Responsible for resolving and updating project versions.

Sources include:

* `pyproject.toml`
* `__about__.py`
* `.version_cache`

It also fetches the latest version from PyPI to prevent version conflicts.

---

### DockerBuilder

`DockerBuilder` detects project dependencies and Python version, renders a
`Dockerfile` using a Jinja2 template, and builds the Docker image.

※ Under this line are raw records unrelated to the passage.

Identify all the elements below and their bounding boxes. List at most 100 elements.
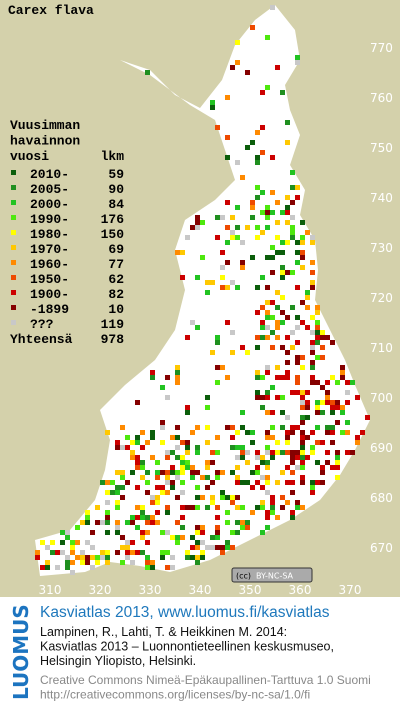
grid-cell: [265, 205, 270, 210]
legend-count: 90: [108, 182, 124, 197]
grid-cell: [280, 470, 285, 475]
grid-cell: [155, 500, 160, 505]
grid-cell: [355, 395, 360, 400]
north-label: 710: [370, 341, 393, 355]
grid-cell: [135, 550, 140, 555]
grid-cell: [215, 380, 220, 385]
citation-line: Kasviatlas 2013 – Luonnontieteellinen ke…: [40, 640, 334, 654]
atlas-link[interactable]: Kasviatlas 2013, www.luomus.fi/kasviatla…: [40, 604, 330, 621]
legend-swatch: [11, 170, 16, 175]
grid-cell: [175, 365, 180, 370]
grid-cell: [260, 335, 265, 340]
grid-cell: [295, 240, 300, 245]
grid-cell: [270, 155, 275, 160]
grid-cell: [250, 440, 255, 445]
grid-cell: [225, 320, 230, 325]
grid-cell: [195, 530, 200, 535]
legend-count: 150: [101, 227, 125, 242]
grid-cell: [275, 375, 280, 380]
grid-cell: [305, 415, 310, 420]
grid-cell: [330, 405, 335, 410]
grid-cell: [240, 425, 245, 430]
grid-cell: [315, 410, 320, 415]
grid-cell: [290, 215, 295, 220]
grid-cell: [265, 410, 270, 415]
grid-cell: [335, 465, 340, 470]
grid-cell: [170, 535, 175, 540]
grid-cell: [150, 455, 155, 460]
grid-cell: [55, 550, 60, 555]
grid-cell: [260, 500, 265, 505]
grid-cell: [155, 470, 160, 475]
grid-cell: [275, 450, 280, 455]
legend-label: 2000-: [30, 197, 69, 212]
grid-cell: [315, 325, 320, 330]
grid-cell: [70, 540, 75, 545]
grid-cell: [310, 375, 315, 380]
citation-line: Lampinen, R., Lahti, T. & Heikkinen M. 2…: [40, 625, 287, 639]
grid-cell: [220, 285, 225, 290]
grid-cell: [205, 545, 210, 550]
grid-cell: [310, 490, 315, 495]
grid-cell: [215, 505, 220, 510]
grid-cell: [355, 440, 360, 445]
grid-cell: [215, 535, 220, 540]
grid-cell: [275, 320, 280, 325]
grid-cell: [275, 395, 280, 400]
grid-cell: [185, 465, 190, 470]
grid-cell: [230, 215, 235, 220]
grid-cell: [180, 535, 185, 540]
grid-cell: [75, 525, 80, 530]
grid-cell: [230, 425, 235, 430]
grid-cell: [265, 325, 270, 330]
grid-cell: [225, 225, 230, 230]
grid-cell: [230, 495, 235, 500]
grid-cell: [160, 550, 165, 555]
grid-cell: [285, 315, 290, 320]
grid-cell: [165, 490, 170, 495]
grid-cell: [315, 320, 320, 325]
grid-cell: [205, 475, 210, 480]
grid-cell: [290, 430, 295, 435]
grid-cell: [225, 240, 230, 245]
grid-cell: [290, 225, 295, 230]
grid-cell: [85, 560, 90, 565]
grid-cell: [135, 455, 140, 460]
grid-cell: [240, 175, 245, 180]
grid-cell: [140, 510, 145, 515]
grid-cell: [300, 420, 305, 425]
grid-cell: [205, 440, 210, 445]
grid-cell: [305, 295, 310, 300]
grid-cell: [290, 170, 295, 175]
grid-cell: [315, 405, 320, 410]
grid-cell: [125, 555, 130, 560]
grid-cell: [125, 520, 130, 525]
grid-cell: [240, 480, 245, 485]
grid-cell: [210, 500, 215, 505]
grid-cell: [275, 220, 280, 225]
grid-cell: [200, 220, 205, 225]
grid-cell: [250, 205, 255, 210]
grid-cell: [145, 480, 150, 485]
grid-cell: [325, 425, 330, 430]
grid-cell: [80, 520, 85, 525]
grid-cell: [155, 475, 160, 480]
grid-cell: [330, 340, 335, 345]
grid-cell: [35, 555, 40, 560]
grid-cell: [175, 380, 180, 385]
grid-cell: [165, 505, 170, 510]
grid-cell: [280, 345, 285, 350]
grid-cell: [280, 265, 285, 270]
grid-cell: [170, 450, 175, 455]
grid-cell: [215, 335, 220, 340]
grid-cell: [365, 415, 370, 420]
grid-cell: [140, 430, 145, 435]
grid-cell: [275, 515, 280, 520]
grid-cell: [45, 545, 50, 550]
grid-cell: [225, 135, 230, 140]
grid-cell: [285, 240, 290, 245]
grid-cell: [190, 475, 195, 480]
grid-cell: [165, 375, 170, 380]
grid-cell: [280, 295, 285, 300]
legend-count: 77: [108, 257, 124, 272]
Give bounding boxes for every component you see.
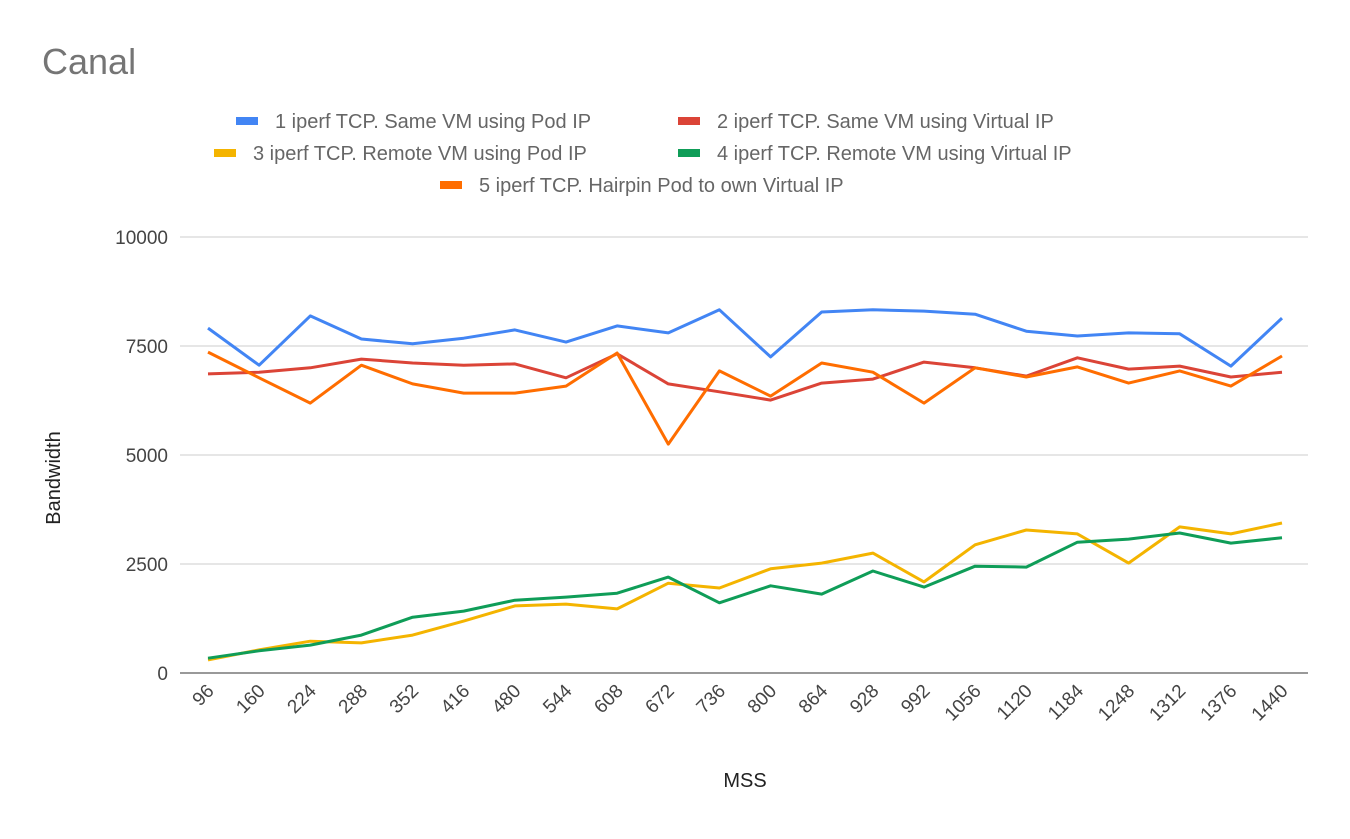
legend-label: 4 iperf TCP. Remote VM using Virtual IP <box>717 143 1072 165</box>
x-tick-label: 416 <box>437 681 474 718</box>
x-tick-label: 288 <box>335 681 372 718</box>
series-line-3 <box>207 521 1283 662</box>
legend: 1 iperf TCP. Same VM using Pod IP 2 iperf… <box>214 111 1072 197</box>
x-tick-label: 1120 <box>993 681 1037 725</box>
series-line-1 <box>207 308 1284 368</box>
chart-title: Canal <box>42 41 136 82</box>
x-tick-label: 1184 <box>1044 680 1088 724</box>
y-axis-label: Bandwidth <box>43 431 65 524</box>
x-tick-label: 992 <box>897 681 934 718</box>
x-tick-label: 1312 <box>1146 681 1191 726</box>
x-tick-label: 480 <box>488 681 525 718</box>
legend-label: 2 iperf TCP. Same VM using Virtual IP <box>717 111 1054 133</box>
series-line-5 <box>207 350 1283 446</box>
x-tick-label: 864 <box>795 680 833 718</box>
gridlines <box>180 236 1308 674</box>
legend-swatch <box>214 149 236 157</box>
series-lines <box>207 308 1284 662</box>
legend-swatch <box>236 117 258 125</box>
y-tick-label: 5000 <box>126 446 168 467</box>
series-line-2 <box>207 352 1283 402</box>
legend-swatch <box>678 117 700 125</box>
x-tick-label: 672 <box>642 681 679 718</box>
x-tick-label: 608 <box>590 681 627 718</box>
x-tick-label: 1056 <box>941 681 986 726</box>
x-tick-label: 544 <box>539 680 577 718</box>
y-tick-label: 2500 <box>126 555 168 576</box>
y-tick-label: 7500 <box>126 337 168 358</box>
legend-swatch <box>440 181 462 189</box>
y-axis-ticks: 0 2500 5000 7500 10000 <box>115 228 168 685</box>
x-tick-label: 160 <box>232 681 269 718</box>
x-tick-label: 800 <box>744 681 781 718</box>
x-tick-label: 736 <box>693 681 730 718</box>
y-tick-label: 10000 <box>115 228 168 249</box>
x-tick-label: 96 <box>189 681 219 711</box>
x-tick-label: 1440 <box>1248 681 1293 726</box>
legend-swatch <box>678 149 700 157</box>
legend-label: 3 iperf TCP. Remote VM using Pod IP <box>253 143 587 165</box>
x-tick-label: 928 <box>846 681 883 718</box>
x-axis-label: MSS <box>723 770 766 792</box>
x-tick-label: 1248 <box>1094 681 1139 726</box>
x-tick-label: 1376 <box>1197 681 1242 726</box>
x-tick-label: 352 <box>386 681 423 718</box>
legend-label: 5 iperf TCP. Hairpin Pod to own Virtual … <box>479 175 844 197</box>
series-line-4 <box>207 531 1283 660</box>
y-tick-label: 0 <box>157 664 168 685</box>
legend-label: 1 iperf TCP. Same VM using Pod IP <box>275 111 591 133</box>
x-axis-ticks: 96 160 224 288 352 416 480 544 608 672 736 800 864 92… <box>189 680 1293 725</box>
x-tick-label: 224 <box>284 680 322 718</box>
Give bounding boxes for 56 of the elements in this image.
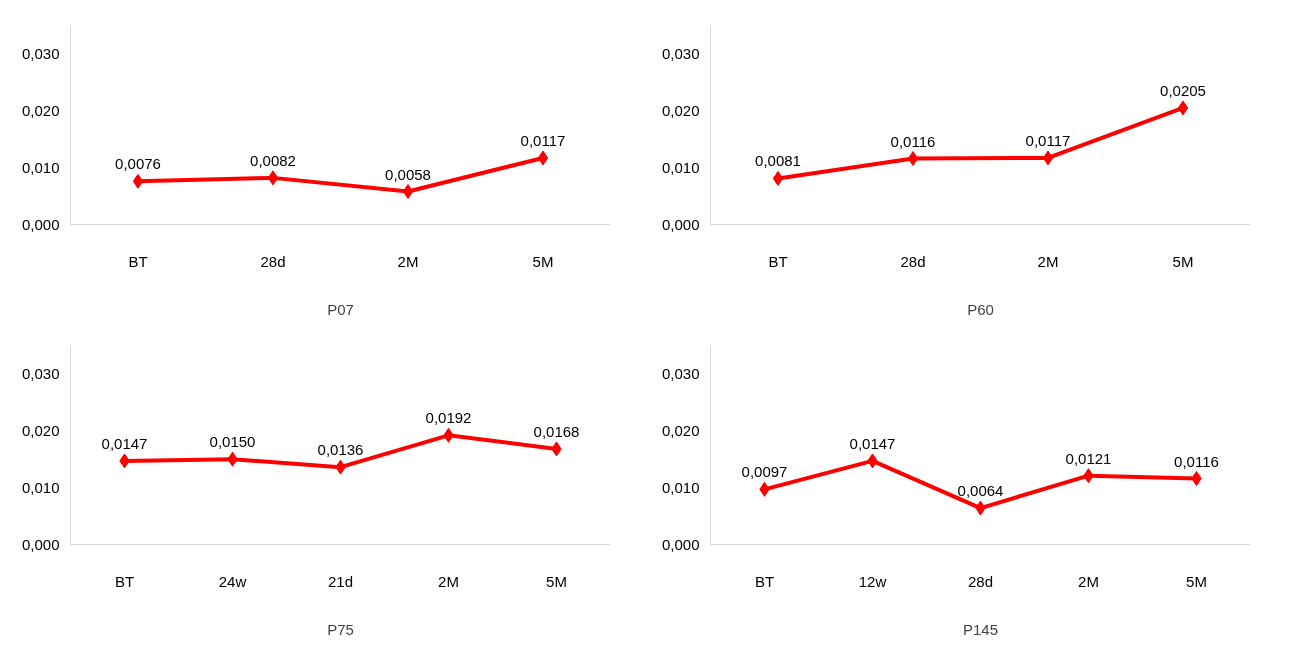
y-tick-label: 0,020 <box>661 421 700 439</box>
x-tick-label: 12w <box>858 572 887 590</box>
x-tick-label: 28d <box>967 572 994 590</box>
data-label: 0,0097 <box>741 463 788 481</box>
data-label: 0,0147 <box>101 434 148 452</box>
x-tick-label: 28d <box>260 252 286 270</box>
data-label: 0,0205 <box>1160 81 1206 99</box>
data-label: 0,0150 <box>209 433 256 451</box>
y-tick-label: 0,000 <box>21 535 60 553</box>
y-tick-label: 0,030 <box>661 44 700 62</box>
x-tick-label: BT <box>768 252 788 270</box>
data-label: 0,0147 <box>849 434 896 452</box>
x-tick-label: BT <box>128 252 148 270</box>
data-label: 0,0116 <box>1174 452 1219 470</box>
x-tick-label: 28d <box>900 252 926 270</box>
x-tick-label: 21d <box>327 572 354 590</box>
data-label: 0,0081 <box>755 152 801 170</box>
data-label: 0,0117 <box>520 131 566 149</box>
x-tick-label: 5M <box>1172 252 1194 270</box>
x-tick-label: 5M <box>546 572 567 590</box>
y-tick-label: 0,000 <box>21 215 60 233</box>
y-tick-label: 0,010 <box>21 158 60 176</box>
y-tick-label: 0,010 <box>661 158 700 176</box>
y-tick-label: 0,020 <box>21 421 60 439</box>
data-label: 0,0082 <box>250 151 296 169</box>
x-tick-label: BT <box>114 572 135 590</box>
y-tick-label: 0,030 <box>21 364 60 382</box>
y-tick-label: 0,000 <box>661 535 700 553</box>
x-tick-label: 24w <box>218 572 247 590</box>
y-tick-label: 0,020 <box>661 101 700 119</box>
y-tick-label: 0,020 <box>21 101 60 119</box>
y-tick-label: 0,010 <box>661 478 700 496</box>
data-label: 0,0064 <box>957 482 1004 500</box>
x-axis-title: P07 <box>327 300 354 318</box>
data-label: 0,0116 <box>890 132 936 150</box>
data-label: 0,0058 <box>385 165 431 183</box>
y-tick-label: 0,000 <box>661 215 700 233</box>
y-tick-label: 0,010 <box>21 478 60 496</box>
x-tick-label: 5M <box>1186 572 1207 590</box>
x-tick-label: 2M <box>1037 252 1059 270</box>
data-label: 0,0076 <box>115 155 161 173</box>
x-axis-title: P75 <box>327 620 354 638</box>
x-tick-label: 2M <box>1078 572 1099 590</box>
x-tick-label: 5M <box>532 252 554 270</box>
data-label: 0,0136 <box>317 441 364 459</box>
data-label: 0,0117 <box>1025 131 1071 149</box>
y-tick-label: 0,030 <box>21 44 60 62</box>
y-tick-label: 0,030 <box>661 364 700 382</box>
x-axis-title: P60 <box>967 300 994 318</box>
data-label: 0,0168 <box>533 422 580 440</box>
x-axis-title: P145 <box>962 620 999 638</box>
data-label: 0,0192 <box>425 409 472 427</box>
x-tick-label: 2M <box>397 252 419 270</box>
data-label: 0,0121 <box>1065 449 1112 467</box>
x-tick-label: BT <box>754 572 775 590</box>
x-tick-label: 2M <box>438 572 459 590</box>
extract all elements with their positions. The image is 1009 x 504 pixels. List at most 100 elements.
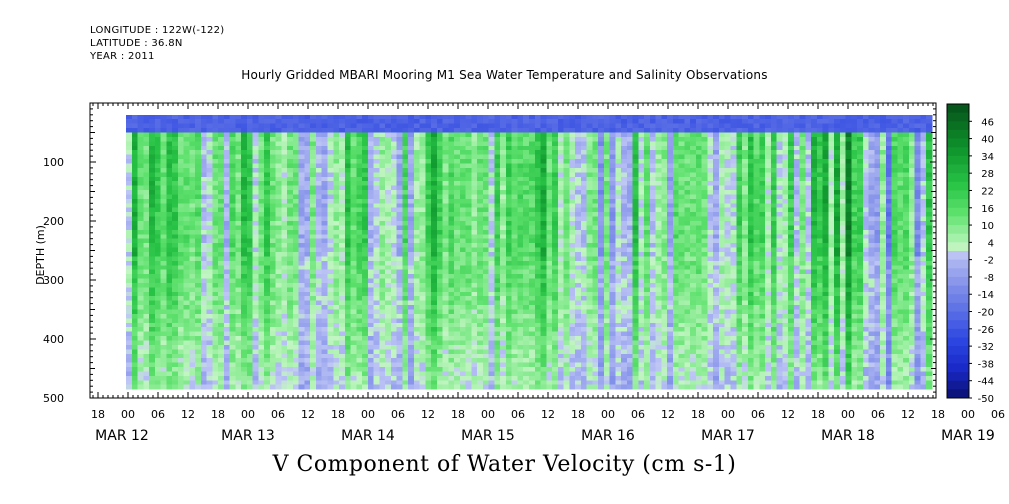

It implements
several optimizations to produce small, cache-friendly images:

- Multi-stage builds to keep the final image minimal
- BuildKit-aware commands and `--mount=type=cache` usage for pip caching
- Layer caching via careful ordering of dependency installation
- Heavy-hitter detection (large packages like `numpy`, `pandas`) and
  separation into `heavy-requirements.txt` so they can be installed in a
  dedicated layer for better cache reuse
- Optional local wheelhouse (`wheels/`) build to enable `--no-index` installs
  and reproducible builds
- Automatic `.dockerignore` tuning to reduce build context size

These features make Docker builds faster, more deterministic, and more
cache-efficient.

---

### PyPIDistributor

Handles package distribution:

1. Cleans old build artifacts
2. Builds source and wheel distributions
3. Uploads them to PyPI or TestPyPI. When `uv` is available on the system, the
  distributor uses `uv build` and `uv publish` (ultra-fast) for building and
  publishing, otherwise it falls back to `python -m build` and `twine upload`.

Publishing in CI prefers OIDC-based short-lived tokens; for local/manual runs
`PYPI_TOKEN` is still supported.

---

# License

This project is licensed under the MIT License.

See the [LICENSE](LICENSE) file for details.